GNU Info

Info Node: (elisp)Undo

(elisp)Undo


Next: Maintaining Undo Prev: The Kill Ring Up: Text
Enter node , (file) or (file)node

Undo
====

   Most buffers have an "undo list", which records all changes made to
the buffer's text so that they can be undone.  (The buffers that don't
have one are usually special-purpose buffers for which Emacs assumes
that undoing is not useful.)  All the primitives that modify the text
in the buffer automatically add elements to the front of the undo list,
which is in the variable `buffer-undo-list'.

 - Variable: buffer-undo-list
     This variable's value is the undo list of the current buffer.  A
     value of `t' disables the recording of undo information.

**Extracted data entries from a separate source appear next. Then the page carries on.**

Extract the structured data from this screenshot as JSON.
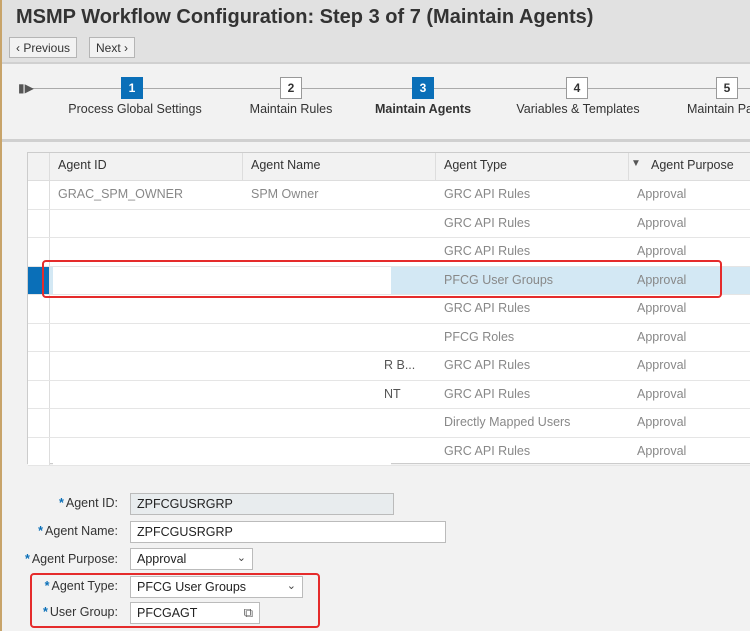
{
  "header": {
    "title": "MSMP Workflow Configuration: Step 3  of 7  (Maintain Agents)",
    "previous_label": "‹ Previous",
    "next_label": "Next ›"
  },
  "roadmap": {
    "start_icon": "roadmap-start-icon",
    "steps": [
      {
        "number": "1",
        "label": "Process Global Settings",
        "completed": true
      },
      {
        "number": "2",
        "label": "Maintain Rules",
        "completed": false
      },
      {
        "number": "3",
        "label": "Maintain Agents",
        "current": true
      },
      {
        "number": "4",
        "label": "Variables & Templates"
      },
      {
        "number": "5",
        "label": "Maintain Pa"
      }
    ]
  },
  "table": {
    "columns": [
      "Agent ID",
      "Agent Name",
      "Agent Type",
      "Agent Purpose"
    ],
    "rows": [
      {
        "id": "GRAC_SPM_OWNER",
        "name": "SPM Owner",
        "type": "GRC API Rules",
        "purpose": "Approval"
      },
      {
        "id": "",
        "name": "",
        "type": "GRC API Rules",
        "purpose": "Approval"
      },
      {
        "id": "",
        "name": "",
        "type": "GRC API Rules",
        "purpose": "Approval"
      },
      {
        "id": "",
        "name": "",
        "type": "PFCG User Groups",
        "purpose": "Approval",
        "selected": true
      },
      {
        "id": "",
        "name": "",
        "type": "GRC API Rules",
        "purpose": "Approval"
      },
      {
        "id": "",
        "name": "",
        "type": "PFCG Roles",
        "purpose": "Approval"
      },
      {
        "id": "",
        "name": "R B...",
        "type": "GRC API Rules",
        "purpose": "Approval"
      },
      {
        "id": "",
        "name": "NT",
        "type": "GRC API Rules",
        "purpose": "Approval"
      },
      {
        "id": "",
        "name": "",
        "type": "Directly Mapped Users",
        "purpose": "Approval"
      },
      {
        "id": "",
        "name": "",
        "type": "GRC API Rules",
        "purpose": "Approval"
      }
    ]
  },
  "form": {
    "agent_id_label": "Agent ID:",
    "agent_id": "ZPFCGUSRGRP",
    "agent_name_label": "Agent Name:",
    "agent_name": "ZPFCGUSRGRP",
    "purpose_label": "Agent Purpose:",
    "purpose": "Approval",
    "type_label": "Agent Type:",
    "type": "PFCG User Groups",
    "user_group_label": "User Group:",
    "user_group": "PFCGAGT",
    "required": "*"
  }
}
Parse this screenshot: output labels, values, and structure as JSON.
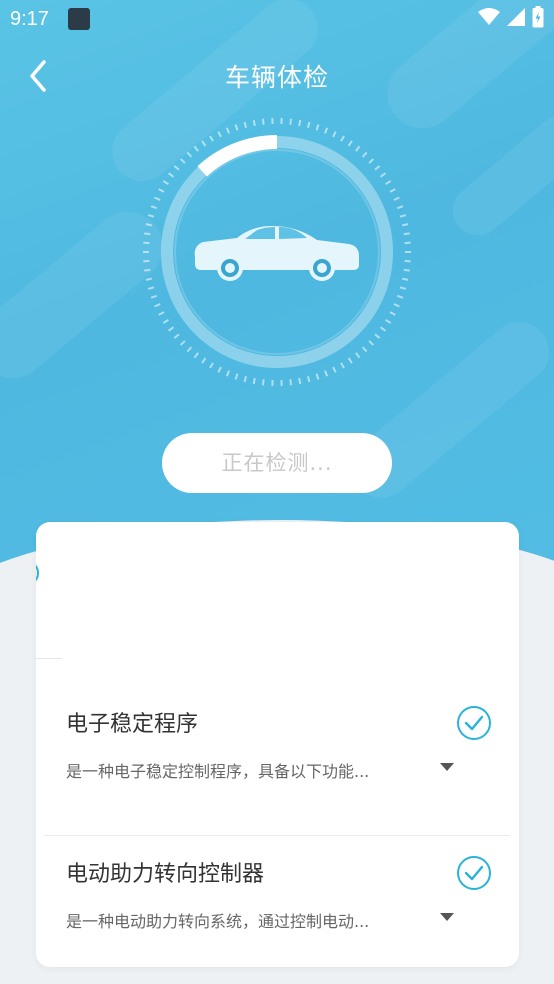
{
  "status_bar": {
    "time": "9:17"
  },
  "header": {
    "title": "车辆体检"
  },
  "scan": {
    "status_text": "正在检测..."
  },
  "colors": {
    "accent": "#2ab3d9",
    "hero": "#4fb8e0"
  },
  "items": [
    {
      "name": "电子稳定程序",
      "desc": "是一种电子稳定控制程序，具备以下功能...",
      "checked": true
    },
    {
      "name": "电动助力转向控制器",
      "desc": "是一种电动助力转向系统，通过控制电动...",
      "checked": true
    }
  ],
  "icons": [
    "back-arrow-icon",
    "car-icon",
    "check-circle-icon",
    "caret-down-icon",
    "wifi-icon",
    "signal-icon",
    "battery-icon"
  ]
}
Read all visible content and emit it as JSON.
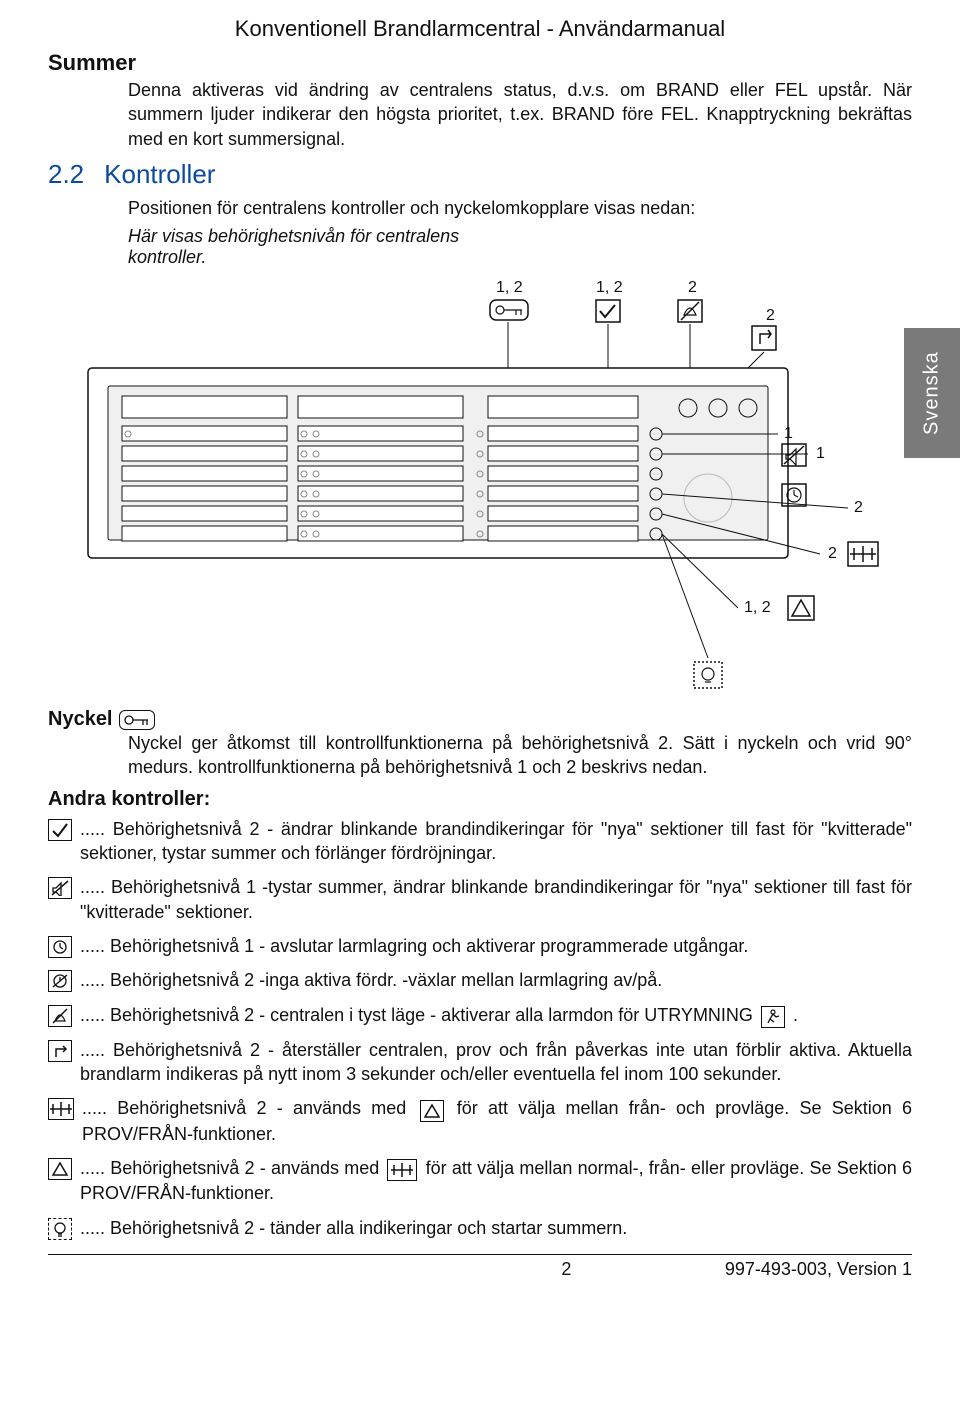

   Here are the kinds of elements an undo list can have:

`POSITION'
     This kind of element records a previous value of point; undoing
     this element moves point to POSITION.  Ordinary cursor motion does
     not make any sort of undo record, but deletion operations use
     these entries to record where point was before the command.

`(BEG . END)'
     This kind of element indicates how to delete text that was
     inserted.  Upon insertion, the text occupied the range BEG-END in
     the buffer.

`(TEXT . POSITION)'
     This kind of element indicates how to reinsert text that was
     deleted.  The deleted text itself is the string TEXT.  The place to
     reinsert it is `(abs POSITION)'.

`(t HIGH . LOW)'
     This kind of element indicates that an unmodified buffer became
     modified.  The elements HIGH and LOW are two integers, each
     recording 16 bits of the visited file's modification time as of
     when it was previously visited or saved.  `primitive-undo' uses
     those values to determine whether to mark the buffer as unmodified
     once again; it does so only if the file's modification time
     matches those numbers.

`(nil PROPERTY VALUE BEG . END)'
     This kind of element records a change in a text property.  Here's
     how you might undo the change:

          (put-text-property BEG END PROPERTY VALUE)

`(MARKER . ADJUSTMENT)'
     This kind of element records the fact that the marker MARKER was
     relocated due to deletion of surrounding text, and that it moved
     ADJUSTMENT character positions.  Undoing this element moves MARKER
     - ADJUSTMENT characters.

`nil'
     This element is a boundary.  The elements between two boundaries
     are called a "change group"; normally, each change group
     corresponds to one keyboard command, and undo commands normally
     undo an entire group as a unit.

 - Function: undo-boundary
     This function places a boundary element in the undo list.  The undo
     command stops at such a boundary, and successive undo commands undo
     to earlier and earlier boundaries.  This function returns `nil'.

     The editor command loop automatically creates an undo boundary
     before each key sequence is executed.  Thus, each undo normally
     undoes the effects of one command.  Self-inserting input
     characters are an exception.  The command loop makes a boundary
     for the first such character; the next 19 consecutive
     self-inserting input characters do not make boundaries, and then
     the 20th does, and so on as long as self-inserting characters
     continue.

     All buffer modifications add a boundary whenever the previous
     undoable change was made in some other buffer.  This is to ensure
     that each command makes a boundary in each buffer where it makes
     changes.

     Calling this function explicitly is useful for splitting the
     effects of a command into more than one unit.  For example,
     `query-replace' calls `undo-boundary' after each replacement, so
     that the user can undo individual replacements one by one.

 - Function: primitive-undo count list
     This is the basic function for undoing elements of an undo list.
     It undoes the first COUNT elements of LIST, returning the rest of
     LIST.  You could write this function in Lisp, but it is convenient
     to have it in C.

     `primitive-undo' adds elements to the buffer's undo list when it
     changes the buffer.  Undo commands avoid confusion by saving the
     undo list value at the beginning of a sequence of undo operations.
     Then the undo operations use and update the saved value.  The new
     elements added by undoing are not part of this saved value, so
     they don't interfere with continuing to undo.